I am living in the United Kingdom, and out here casual dating is a dying tradition. Many go straight into serious relationships and become too emotionally attached too quickly. They attend many Church activities but do not meet anyone new as they spend their time with their date. I have learned for myself that dating before 16 is not the way forward. It can distract you from what is important in life. I feel that the time before we are 16 is when we need to draw closer to God, gain a testimony, and work to become the best person we possibly can. Serious dating should be saved for when you are mature enough to understand it and to meet new people and learn how to interact with members of the opposite sex. Soon I will turn 16, and I hope that the Lord will give me the knowledge that I need to be the best date I can be and to look at what qualities I wish to have in my future spouse.
Jacob W., United Kingdom
I enjoyed “A Pillar Supporting the Priesthood” (Feb. 2010) and the example of Brandon Campbell helping kids play sports. I am enjoying the Aaronic Priesthood and Scouting. My deacons quorum works together to earn a lot of merit badges. I am striving to have the right attitude and do what is right so that I can be a missionary just like my older brother. The priesthood and Scouting allow me to move toward that goal, with all of the fun activities, friends, and service projects.
Nic H., Wyoming
I had just gone to the temple for the first time the day before I read the article “I Loved Going to the Temple” (May 2010). She had all the same feelings I did, and I’m glad to know that she loved going to the temple, too.

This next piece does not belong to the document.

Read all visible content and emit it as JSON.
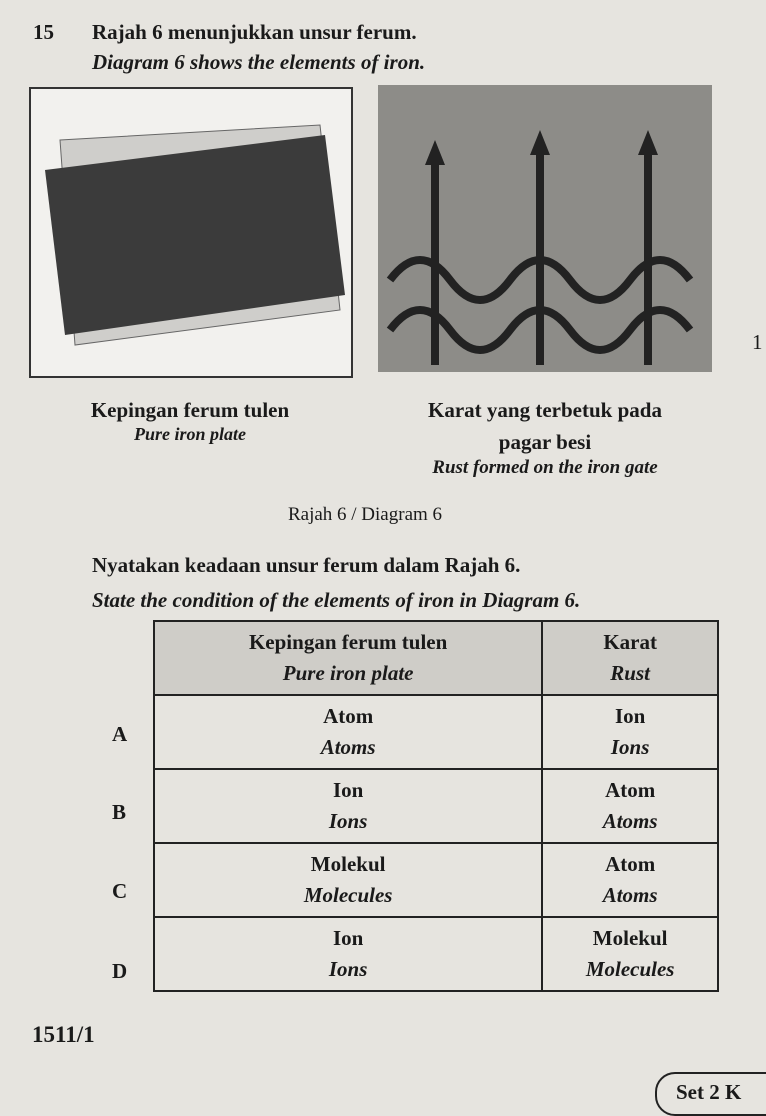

Lindsay T., North Carolina
I have some health issues that weaken my body and mind, but I am thankful that I can understand and enjoy the New Era articles. Recently I read the February 2008 issue, and I was so impressed with two of the stories that I read them out loud to the rest of the family so they wouldn’t miss out. I really appreciated the articles “Too Fast!” and “What I Learned from Lisa.” They reminded me of an experience when I went to a rental car agency where I had worked 10 years earlier. When I asked if I could test drive a car, the sales manager remembered me and told me that I could drive any car I wanted to. He said, “One thing I remember about you is your integrity and honesty.” I was honored that someone would remember that about me a decade later. I hope I can always be worthy of that type of reputation.